Table_2_RET is a sex-biased regulator of intestinal tumorigenesis.xlsx

Ret is implicated in colorectal cancer (CRC) as both a proto-oncogene and a tumor suppressor. We asked whether RET signaling regulates tumorigenesis in an Apc-deficient preclinical model of CRC. We observed a sex-biased phenotype: ApcMin/+Ret+/- females had significantly greater tumor burden than ApcMin/+Ret+/- males, a phenomenon not seen in ApcMin/+ mice, which had equal distributions by sex. Dysfunctional RET signaling was associated with gene expression changes in diverse tumor signaling pathways in tumors and normal-appearing colon. Sex-biased gene expression differences mirroring tumor phenotypes were seen in 26 genes, including the Apc tumor suppressor gene. Ret and Tlr4 expression were significantly correlated in tumor samples from female but not male ApcMin/+Ret+/- mice. Antibiotics resulted in reduction of tumor burden, inverting the sex-biased phenotype such that microbiota-depleted ApcMin/+Ret+/- males had significantly more tumors than female littermates. Reconstitution of the microbiome rescued the sex-biased phenotype. Our findings suggest that RET represents a sexually dimorphic microbiome-mediated “switch” for regulation of tumorigenesis.
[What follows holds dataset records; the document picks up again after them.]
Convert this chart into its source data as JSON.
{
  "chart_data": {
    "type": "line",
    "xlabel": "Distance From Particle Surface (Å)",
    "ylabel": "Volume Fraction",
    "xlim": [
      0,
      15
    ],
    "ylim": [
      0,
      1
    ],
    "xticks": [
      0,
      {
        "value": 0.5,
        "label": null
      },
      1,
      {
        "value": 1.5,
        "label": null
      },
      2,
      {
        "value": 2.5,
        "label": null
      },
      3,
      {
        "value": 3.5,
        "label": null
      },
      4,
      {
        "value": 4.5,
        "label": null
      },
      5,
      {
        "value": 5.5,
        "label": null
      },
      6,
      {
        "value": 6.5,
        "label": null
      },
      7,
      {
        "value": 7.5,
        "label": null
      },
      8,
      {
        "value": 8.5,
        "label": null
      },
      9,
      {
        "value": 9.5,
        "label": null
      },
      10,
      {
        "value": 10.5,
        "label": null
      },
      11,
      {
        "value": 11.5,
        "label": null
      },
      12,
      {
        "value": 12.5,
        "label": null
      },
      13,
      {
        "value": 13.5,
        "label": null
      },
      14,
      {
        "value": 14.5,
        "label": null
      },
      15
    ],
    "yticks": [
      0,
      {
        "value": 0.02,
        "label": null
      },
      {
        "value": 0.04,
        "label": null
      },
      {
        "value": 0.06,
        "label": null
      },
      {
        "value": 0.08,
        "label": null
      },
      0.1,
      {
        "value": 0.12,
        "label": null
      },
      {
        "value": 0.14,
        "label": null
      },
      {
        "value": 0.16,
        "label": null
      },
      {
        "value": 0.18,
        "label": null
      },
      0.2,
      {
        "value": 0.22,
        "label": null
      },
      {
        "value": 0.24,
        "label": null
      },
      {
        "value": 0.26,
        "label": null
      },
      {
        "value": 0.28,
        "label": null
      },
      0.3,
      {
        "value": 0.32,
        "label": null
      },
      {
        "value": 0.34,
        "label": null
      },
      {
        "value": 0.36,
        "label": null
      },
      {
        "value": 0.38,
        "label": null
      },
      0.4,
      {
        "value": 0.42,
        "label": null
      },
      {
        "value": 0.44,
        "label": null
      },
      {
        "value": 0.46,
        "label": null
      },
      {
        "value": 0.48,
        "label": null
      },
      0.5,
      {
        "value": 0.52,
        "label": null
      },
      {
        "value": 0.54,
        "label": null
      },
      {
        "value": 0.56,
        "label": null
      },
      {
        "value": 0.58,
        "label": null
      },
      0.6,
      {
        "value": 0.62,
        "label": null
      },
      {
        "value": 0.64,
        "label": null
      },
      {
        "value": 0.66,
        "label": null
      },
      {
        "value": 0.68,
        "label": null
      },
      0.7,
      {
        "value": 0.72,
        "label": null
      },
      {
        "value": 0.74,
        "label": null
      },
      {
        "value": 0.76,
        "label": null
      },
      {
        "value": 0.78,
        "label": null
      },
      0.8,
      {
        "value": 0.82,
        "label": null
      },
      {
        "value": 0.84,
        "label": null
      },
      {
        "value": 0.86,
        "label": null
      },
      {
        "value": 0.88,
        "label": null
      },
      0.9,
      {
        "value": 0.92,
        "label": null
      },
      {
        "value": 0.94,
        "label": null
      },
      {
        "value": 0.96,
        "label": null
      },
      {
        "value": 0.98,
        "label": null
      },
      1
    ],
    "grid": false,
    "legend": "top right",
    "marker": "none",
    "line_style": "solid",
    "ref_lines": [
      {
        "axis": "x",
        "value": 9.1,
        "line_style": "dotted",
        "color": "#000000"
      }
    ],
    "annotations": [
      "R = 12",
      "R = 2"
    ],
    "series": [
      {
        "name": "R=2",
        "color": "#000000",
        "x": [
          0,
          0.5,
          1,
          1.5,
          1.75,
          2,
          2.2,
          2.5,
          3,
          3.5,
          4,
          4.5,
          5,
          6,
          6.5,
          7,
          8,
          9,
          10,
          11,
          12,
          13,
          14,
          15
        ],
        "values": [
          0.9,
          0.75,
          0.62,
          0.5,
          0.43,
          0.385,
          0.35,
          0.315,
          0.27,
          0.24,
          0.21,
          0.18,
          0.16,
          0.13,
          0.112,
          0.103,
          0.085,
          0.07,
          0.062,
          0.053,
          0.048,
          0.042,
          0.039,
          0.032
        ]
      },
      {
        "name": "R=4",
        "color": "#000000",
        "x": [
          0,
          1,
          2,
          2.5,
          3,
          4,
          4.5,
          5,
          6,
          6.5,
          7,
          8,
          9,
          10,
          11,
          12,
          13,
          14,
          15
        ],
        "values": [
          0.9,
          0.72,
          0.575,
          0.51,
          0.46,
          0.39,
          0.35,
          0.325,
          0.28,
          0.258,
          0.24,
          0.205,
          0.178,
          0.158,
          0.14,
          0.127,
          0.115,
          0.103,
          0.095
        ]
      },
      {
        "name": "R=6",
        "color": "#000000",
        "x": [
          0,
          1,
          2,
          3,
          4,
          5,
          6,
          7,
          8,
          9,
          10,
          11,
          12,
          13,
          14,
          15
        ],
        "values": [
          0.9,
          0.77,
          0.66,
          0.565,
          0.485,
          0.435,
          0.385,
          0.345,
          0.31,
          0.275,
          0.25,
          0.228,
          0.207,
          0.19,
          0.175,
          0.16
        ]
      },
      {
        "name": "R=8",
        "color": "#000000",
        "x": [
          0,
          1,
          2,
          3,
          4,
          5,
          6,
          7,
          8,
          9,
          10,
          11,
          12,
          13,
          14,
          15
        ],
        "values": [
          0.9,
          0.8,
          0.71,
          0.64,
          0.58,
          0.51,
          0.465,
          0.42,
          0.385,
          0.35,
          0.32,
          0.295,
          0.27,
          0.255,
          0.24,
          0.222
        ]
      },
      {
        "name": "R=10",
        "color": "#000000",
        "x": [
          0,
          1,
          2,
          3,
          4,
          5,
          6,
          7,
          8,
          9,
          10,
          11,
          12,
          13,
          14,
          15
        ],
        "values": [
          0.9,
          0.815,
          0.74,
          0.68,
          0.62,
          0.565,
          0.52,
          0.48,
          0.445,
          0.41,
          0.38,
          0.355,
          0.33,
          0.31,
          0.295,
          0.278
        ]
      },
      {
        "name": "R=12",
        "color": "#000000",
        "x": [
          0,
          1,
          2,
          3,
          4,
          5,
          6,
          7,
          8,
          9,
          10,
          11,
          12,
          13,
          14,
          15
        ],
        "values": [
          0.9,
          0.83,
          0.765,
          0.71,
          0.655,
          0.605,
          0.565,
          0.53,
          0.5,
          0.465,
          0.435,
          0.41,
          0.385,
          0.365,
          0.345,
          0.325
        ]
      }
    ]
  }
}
RET基因在结直肠癌（CRC）的发生发展中扮演着既为原癌基因又为肿瘤抑制因子的双重角色。本研究旨在探究RET信号通路是否调控了APC基因缺陷型结直肠癌的肿瘤发生。研究发现，存在性别差异的表型：与ApcMin/+Ret+/-雄鼠相比，ApcMin/+Ret+/-雌鼠的肿瘤负荷显著增加，而在ApcMin/+小鼠中并未观察到这种现象，其性别分布均衡。肿瘤及正常外观结肠中，功能失调的RET信号通路与多种肿瘤信号通路中的基因表达改变相关。在包括APC肿瘤抑制基因在内的26个基因中，观察到与肿瘤表型相似的性别偏向基因表达差异。在雌性ApcMin/+Ret+/-小鼠的肿瘤样本中，Ret和Tlr4的表达显著相关，而在雄性小鼠中则未观察到。抗生素的使用导致肿瘤负荷减少，逆转了性别偏向的表型，使得微生物群耗竭的ApcMin/+Ret+/-雄鼠的肿瘤数量显著多于雌性同胞。微生物群的重建挽救了性别偏向的表型。本研究结果表明，RET可能代表着一种性二态性的、由微生物群介导的肿瘤发生调控‘开关’。